Scott and Cardenas say that with the economic crisis, children in already poverty-stricken areas may become more vulnerable to gangs, underscoring the importance of strengthening gang intervention/prevention and after-school programs.
“Now more than ever, policy-makers should be increasing funding for community-based gang intervention/prevention programs,” said Cardenas. “While we are finding solutions to this economic crisis, we cannot forget about our children who are most vulnerable to crime. Mothers and fathers are leaving their children at home to work more hours and more jobs just to make ends meet. I urge Congress to pass the Youth PROMISE Act to help strengthen gang prevention and intervention before the economy gives these kids more of a reason to choose violence.”
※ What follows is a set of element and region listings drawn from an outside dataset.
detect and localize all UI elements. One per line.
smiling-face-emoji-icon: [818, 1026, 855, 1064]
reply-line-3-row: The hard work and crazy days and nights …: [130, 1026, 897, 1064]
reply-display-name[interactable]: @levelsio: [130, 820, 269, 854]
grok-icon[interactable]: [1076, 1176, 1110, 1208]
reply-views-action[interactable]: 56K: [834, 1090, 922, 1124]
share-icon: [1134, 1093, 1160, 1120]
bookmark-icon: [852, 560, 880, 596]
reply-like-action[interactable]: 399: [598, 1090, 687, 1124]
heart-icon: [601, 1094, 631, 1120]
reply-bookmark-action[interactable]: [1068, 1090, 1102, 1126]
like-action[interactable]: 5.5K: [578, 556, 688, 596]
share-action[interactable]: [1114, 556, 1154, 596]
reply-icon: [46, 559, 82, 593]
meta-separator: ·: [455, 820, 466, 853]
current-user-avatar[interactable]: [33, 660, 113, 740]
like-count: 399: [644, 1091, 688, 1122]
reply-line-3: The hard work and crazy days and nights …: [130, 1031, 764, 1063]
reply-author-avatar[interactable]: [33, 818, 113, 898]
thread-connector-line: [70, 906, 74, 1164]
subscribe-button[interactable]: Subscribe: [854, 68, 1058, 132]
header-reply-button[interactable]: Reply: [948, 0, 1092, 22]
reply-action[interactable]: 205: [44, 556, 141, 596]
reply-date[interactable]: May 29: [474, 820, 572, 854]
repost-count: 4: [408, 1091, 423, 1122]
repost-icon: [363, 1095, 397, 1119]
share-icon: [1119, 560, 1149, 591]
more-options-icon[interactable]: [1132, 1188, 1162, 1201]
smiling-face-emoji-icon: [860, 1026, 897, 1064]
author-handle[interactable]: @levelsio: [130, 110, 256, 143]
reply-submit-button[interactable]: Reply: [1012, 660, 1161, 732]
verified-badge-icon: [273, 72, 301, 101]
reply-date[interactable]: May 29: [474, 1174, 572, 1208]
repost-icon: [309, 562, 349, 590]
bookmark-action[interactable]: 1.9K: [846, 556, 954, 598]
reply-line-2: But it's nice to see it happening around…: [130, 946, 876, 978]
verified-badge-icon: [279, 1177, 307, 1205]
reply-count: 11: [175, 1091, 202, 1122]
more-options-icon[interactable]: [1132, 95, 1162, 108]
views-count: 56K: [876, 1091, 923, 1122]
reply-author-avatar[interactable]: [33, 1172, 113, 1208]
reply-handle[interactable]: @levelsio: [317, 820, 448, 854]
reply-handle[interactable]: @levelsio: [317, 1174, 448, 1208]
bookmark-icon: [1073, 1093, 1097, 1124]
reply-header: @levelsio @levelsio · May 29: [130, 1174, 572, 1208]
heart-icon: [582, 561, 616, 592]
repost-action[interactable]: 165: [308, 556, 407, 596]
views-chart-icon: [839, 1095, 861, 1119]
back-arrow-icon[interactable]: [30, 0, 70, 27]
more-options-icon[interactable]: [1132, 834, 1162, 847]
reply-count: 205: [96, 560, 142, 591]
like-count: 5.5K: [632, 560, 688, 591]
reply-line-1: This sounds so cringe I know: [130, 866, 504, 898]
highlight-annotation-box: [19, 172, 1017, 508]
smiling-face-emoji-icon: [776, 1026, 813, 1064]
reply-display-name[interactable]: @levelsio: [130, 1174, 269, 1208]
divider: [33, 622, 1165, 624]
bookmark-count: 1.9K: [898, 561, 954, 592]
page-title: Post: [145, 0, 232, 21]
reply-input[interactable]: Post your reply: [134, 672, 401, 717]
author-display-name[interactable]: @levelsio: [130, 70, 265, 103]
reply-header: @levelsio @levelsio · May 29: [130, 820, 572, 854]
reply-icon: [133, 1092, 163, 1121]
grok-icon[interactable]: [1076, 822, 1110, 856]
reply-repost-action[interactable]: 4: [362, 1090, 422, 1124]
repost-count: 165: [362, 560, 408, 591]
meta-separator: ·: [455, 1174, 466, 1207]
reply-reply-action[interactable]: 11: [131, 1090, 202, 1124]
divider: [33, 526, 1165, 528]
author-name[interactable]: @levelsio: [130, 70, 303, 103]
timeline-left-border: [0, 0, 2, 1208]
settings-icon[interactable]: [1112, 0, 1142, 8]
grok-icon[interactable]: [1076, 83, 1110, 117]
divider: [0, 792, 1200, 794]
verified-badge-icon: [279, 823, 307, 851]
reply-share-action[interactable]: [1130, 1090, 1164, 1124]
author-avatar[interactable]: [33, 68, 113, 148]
“The Youth PROMISE Act could be a critical component in reducing crime in Los Angeles and across the United States,” said Congressman Scott. “For years, we have been codifying slogans and soundbites
that do nothing to reduce crime. As a result, the average incarceration rate in the U.S. is far above the incarceration rates in other countries and incarceration costs have risen to $65 billion per year.”
"While we have seen a decrease in juvenile prisoners over the last three years, the economic crisis leaves many children and teens more vulnerable to gangs,” said LA County Sheriff Lee Baca. “Now more than ever, we need to make sure our gang prevention and intervention programs are strong and present. Law enforcement can't do it alone. The Youth PROMISE Act will instill a balance of suppression, intervention, and prevention."
Congressman Scott explained that his legislation builds upon evidence-based practices proven to reduce juvenile violence and delinquency rather than creating additional and duplicative punitive approaches. The Youth PROMISE Act directs resources towards communities facing an increased risk of crime and gang activity in order to enable those neighborhoods to begin to address unmet needs. Communities facing the greatest gang challenges will unite under a local council that includes law enforcement, community-based organizations, schools, faith organizations, health, social services and mental health providers to develop a comprehensive plan to help at-risk children.
Proponents of the legislation say there will be a cost-savings to society by investing in prevention and intervention rather than more costly prosecution and incarceration. In Scott’s original YPA bill, it was projected that the bill would generate $2.9 billion for prevention and intervention programs. California spends over $10 billion in incarceration costs, exceeding the $7.1 billion that the state spends on the entire UC college system and the Cal State University system combined. The state also spends roughly $46,000 a year for one adult in prison and $252,000 a year to incarcerate one youth. It only costs $1200 - $1300 a year to keep that same youth or adult in an intervention or prevention program.